Dianugerahi Doktor Honoris Causa oleh Universitas di Korsel, Wali Kota Risma: Ini untuk Warga Surabaya

Iklan

Dianugerahi Doktor Honoris Causa oleh Universitas di Korsel, Wali Kota Risma: Ini untuk Warga Surabaya

@surabayaaktual
01/10/19
Wali Kota Surabaya Tri Rismaharini saat menerima gelar Doktor Honoris Causa dari Tongmyong University, di Busan Korea Selatan, (30/09/19).

Surabayaaktual.com - Wali Kota Surabaya Tri Rismaharini mendapat gelar Doktor Kehormatan di bidang arsitektur dari Tongmyong Univercity, di Busan Korea Selatan, (30/09/2019).

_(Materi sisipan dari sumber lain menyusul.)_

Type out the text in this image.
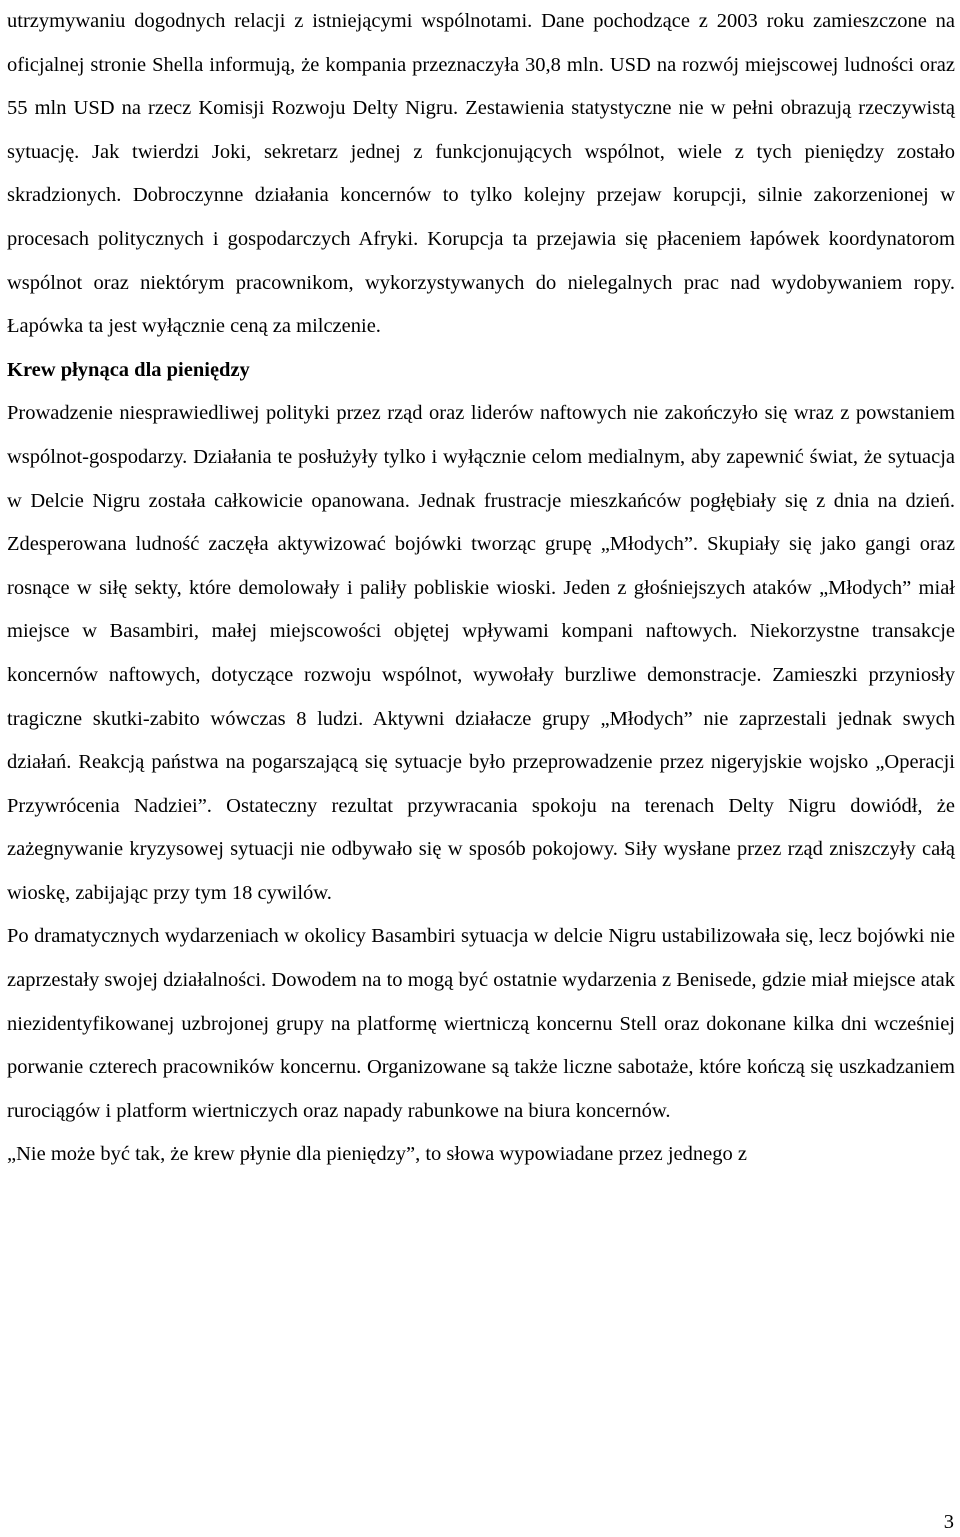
utrzymywaniu dogodnych relacji z istniejącymi wspólnotami. Dane pochodzące z 2003 roku zamieszczone na oficjalnej stronie Shella informują, że kompania przeznaczyła 30,8 mln. USD na rozwój miejscowej ludności oraz 55 mln USD na rzecz Komisji Rozwoju Delty Nigru. Zestawienia statystyczne nie w pełni obrazują rzeczywistą sytuację. Jak twierdzi Joki, sekretarz jednej z funkcjonujących wspólnot, wiele z tych pieniędzy zostało skradzionych. Dobroczynne działania koncernów to tylko kolejny przejaw korupcji, silnie zakorzenionej w procesach politycznych i gospodarczych Afryki. Korupcja ta przejawia się płaceniem łapówek koordynatorom wspólnot oraz niektórym pracownikom, wykorzystywanych do nielegalnych prac nad wydobywaniem ropy. Łapówka ta jest wyłącznie ceną za milczenie.

Krew płynąca dla pieniędzy

Prowadzenie niesprawiedliwej polityki przez rząd oraz liderów naftowych nie zakończyło się wraz z powstaniem wspólnot-gospodarzy. Działania te posłużyły tylko i wyłącznie celom medialnym, aby zapewnić świat, że sytuacja w Delcie Nigru została całkowicie opanowana. Jednak frustracje mieszkańców pogłębiały się z dnia na dzień. Zdesperowana ludność zaczęła aktywizować bojówki tworząc grupę „Młodych”. Skupiały się jako gangi oraz rosnące w siłę sekty, które demolowały i paliły pobliskie wioski. Jeden z głośniejszych ataków „Młodych” miał miejsce w Basambiri, małej miejscowości objętej wpływami kompani naftowych. Niekorzystne transakcje koncernów naftowych, dotyczące rozwoju wspólnot, wywołały burzliwe demonstracje. Zamieszki przyniosły tragiczne skutki-zabito wówczas 8 ludzi. Aktywni działacze grupy „Młodych” nie zaprzestali jednak swych działań. Reakcją państwa na pogarszającą się sytuacje było przeprowadzenie przez nigeryjskie wojsko „Operacji Przywrócenia Nadziei”. Ostateczny rezultat przywracania spokoju na terenach Delty Nigru dowiódł, że zażegnywanie kryzysowej sytuacji nie odbywało się w sposób pokojowy. Siły wysłane przez rząd zniszczyły całą wioskę, zabijając przy tym 18 cywilów.

Po dramatycznych wydarzeniach w okolicy Basambiri sytuacja w delcie Nigru ustabilizowała się, lecz bojówki nie zaprzestały swojej działalności. Dowodem na to mogą być ostatnie wydarzenia z Benisede, gdzie miał miejsce atak niezidentyfikowanej uzbrojonej grupy na platformę wiertniczą koncernu Stell oraz dokonane kilka dni wcześniej porwanie czterech pracowników koncernu. Organizowane są także liczne sabotaże, które kończą się uszkadzaniem rurociągów i platform wiertniczych oraz napady rabunkowe na biura koncernów.

„Nie może być tak, że krew płynie dla pieniędzy”, to słowa wypowiadane przez jednego z

3
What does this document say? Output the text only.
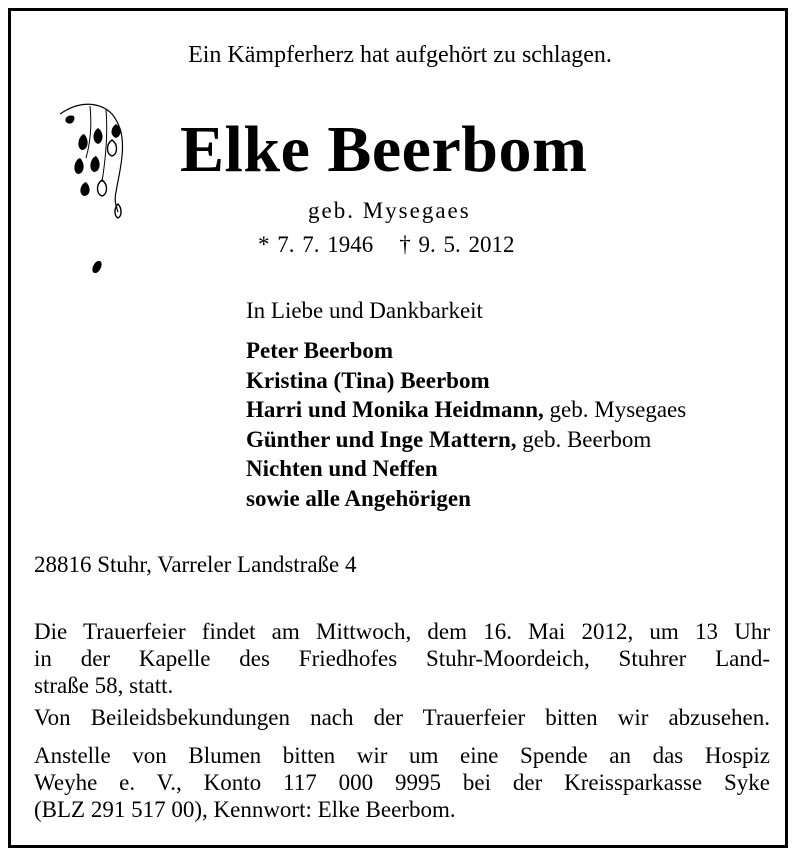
Ein Kämpferherz hat aufgehört zu schlagen.
Elke Beerbom
geb. Mysegaes
* 7. 7. 1946 † 9. 5. 2012
In Liebe und Dankbarkeit
Peter Beerbom
Kristina (Tina) Beerbom
Harri und Monika Heidmann, geb. Mysegaes
Günther und Inge Mattern, geb. Beerbom
Nichten und Neffen
sowie alle Angehörigen
28816 Stuhr, Varreler Landstraße 4
Die Trauerfeier findet am Mittwoch, dem 16. Mai 2012, um 13 Uhr
in der Kapelle des Friedhofes Stuhr-Moordeich, Stuhrer Land-
straße 58, statt.
Von Beileidsbekundungen nach der Trauerfeier bitten wir abzusehen.
Anstelle von Blumen bitten wir um eine Spende an das Hospiz
Weyhe e. V., Konto 117 000 9995 bei der Kreissparkasse Syke
(BLZ 291 517 00), Kennwort: Elke Beerbom.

Gelar ini disematkan karena kontribusi Wali Kota Risma dan perhatiannya terhadap pembangunan Kota Surabaya. Selain itu, perannya sebagai Presiden UCLG Aspac yang turut mengajak kota lain untuk maju, juga menjadi alasan pemberian gelar ini.

Gelar ini merupakan yang kedua kali ia terima, setelah sebelumnya Honoris Causa diperoleh dari Institut Teknologi Sepuluh November (ITS) Surabaya pada tahun 2015 silam.

Dalam sambutannya, Wali Kota Risma mengucapkan terima kasih kepada Rektor dan Komite Universitas Tongmyong atas penganugrahan gelar yang disematkan padanya. Selain itu, ucapan terima kasih juga disampaikan untuk warga Surabaya yang sudah bersama-sama dalam mengembangkan kota.

“Bapak ibu yang terhormat, Surabaya adalah kota terbesar kedua di Indonesia dengan populasi 3,4 juta jiwa, kota ini berperan sebagai pusat pengembangan di Indonesia timur. Itu lah mengapa ruang publik menjadi salah satu prioritas kami,” kata dia mengawali sambutannya.

Ia menjelaskan ruang publik yang ada di Surabaya sangat beragam. Salah satunya adalah taman kota yang menjadi tempat rekreasi yang murah dan menunjang interaksi warganya.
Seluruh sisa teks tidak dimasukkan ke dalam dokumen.